Relationship between Population Dynamics and the Self-Energy in Driven Non-Equilibrium Systems

TL;DR

This paper investigates the relationship between population decay rates and self-energy in driven non-equilibrium systems, emphasizing the importance of accurate Green's function and self-energy treatment in theoretical models.

Contribution

It clarifies the connection between population decay calculations via Keldysh formalism and equations of motion, highlighting the need for careful handling of cancellations and time dependencies.

Findings

Proper treatment of Green's functions affects decay rate calculations.

Naive assumptions can lead to incorrect decay interpretations.

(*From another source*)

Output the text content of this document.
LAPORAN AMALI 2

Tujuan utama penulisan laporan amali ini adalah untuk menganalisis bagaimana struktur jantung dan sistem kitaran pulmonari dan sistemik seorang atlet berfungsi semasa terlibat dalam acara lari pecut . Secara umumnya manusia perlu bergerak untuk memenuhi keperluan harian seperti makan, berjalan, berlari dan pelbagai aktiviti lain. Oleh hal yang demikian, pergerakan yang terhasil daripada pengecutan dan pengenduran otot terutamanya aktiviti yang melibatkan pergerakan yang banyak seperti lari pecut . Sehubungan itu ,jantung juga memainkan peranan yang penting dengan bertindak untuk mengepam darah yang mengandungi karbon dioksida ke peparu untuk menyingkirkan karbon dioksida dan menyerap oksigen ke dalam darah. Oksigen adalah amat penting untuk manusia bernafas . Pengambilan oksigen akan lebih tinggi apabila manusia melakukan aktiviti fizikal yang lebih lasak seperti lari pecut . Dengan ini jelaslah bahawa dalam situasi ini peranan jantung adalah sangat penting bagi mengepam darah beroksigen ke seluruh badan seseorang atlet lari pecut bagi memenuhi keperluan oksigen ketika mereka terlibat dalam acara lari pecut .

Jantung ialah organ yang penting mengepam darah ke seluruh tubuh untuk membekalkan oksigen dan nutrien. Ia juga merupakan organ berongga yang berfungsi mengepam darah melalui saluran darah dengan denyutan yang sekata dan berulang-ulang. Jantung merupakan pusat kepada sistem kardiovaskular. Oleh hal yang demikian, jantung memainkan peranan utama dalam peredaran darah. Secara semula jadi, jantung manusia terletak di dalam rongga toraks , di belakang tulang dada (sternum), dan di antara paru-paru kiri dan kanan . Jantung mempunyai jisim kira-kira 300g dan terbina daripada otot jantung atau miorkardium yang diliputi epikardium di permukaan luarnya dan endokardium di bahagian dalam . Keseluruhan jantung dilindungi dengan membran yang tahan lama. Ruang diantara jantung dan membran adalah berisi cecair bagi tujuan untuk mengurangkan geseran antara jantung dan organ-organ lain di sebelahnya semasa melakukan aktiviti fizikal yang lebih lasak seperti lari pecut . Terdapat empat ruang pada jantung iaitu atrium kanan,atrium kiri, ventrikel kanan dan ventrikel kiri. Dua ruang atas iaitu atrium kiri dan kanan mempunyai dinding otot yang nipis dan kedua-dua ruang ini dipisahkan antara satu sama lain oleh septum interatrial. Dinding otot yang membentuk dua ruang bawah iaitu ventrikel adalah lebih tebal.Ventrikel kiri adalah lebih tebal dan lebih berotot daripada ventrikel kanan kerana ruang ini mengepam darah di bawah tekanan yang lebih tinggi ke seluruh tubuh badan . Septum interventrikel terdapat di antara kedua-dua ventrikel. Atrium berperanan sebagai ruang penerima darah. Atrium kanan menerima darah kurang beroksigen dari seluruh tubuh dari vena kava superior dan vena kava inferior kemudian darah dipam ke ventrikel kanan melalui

Careful analysis ensures consistency between different theoretical approaches.

Abstract

We compare the decay rates of excited populations directly calculated within a Keldysh formalism to the equation of motion of the population itself for a Hubbard-Holstein model in two dimensions. While it is true that these two approaches must give the same answer, it is common to make a number of simplifying assumptions within the differential equation for the populations that allows one to interpret the decay in terms of hot electrons interacting with a phonon bath. Here we show how care must be taken to ensure an accurate treatment of the equation of motion for the populations due to the fact that there are identities that require cancellations of terms that naively look like they contribute to the decay rates. In particular, the average time dependence of the Green's functions and self-energies plays a pivotal role in determining these decay rates.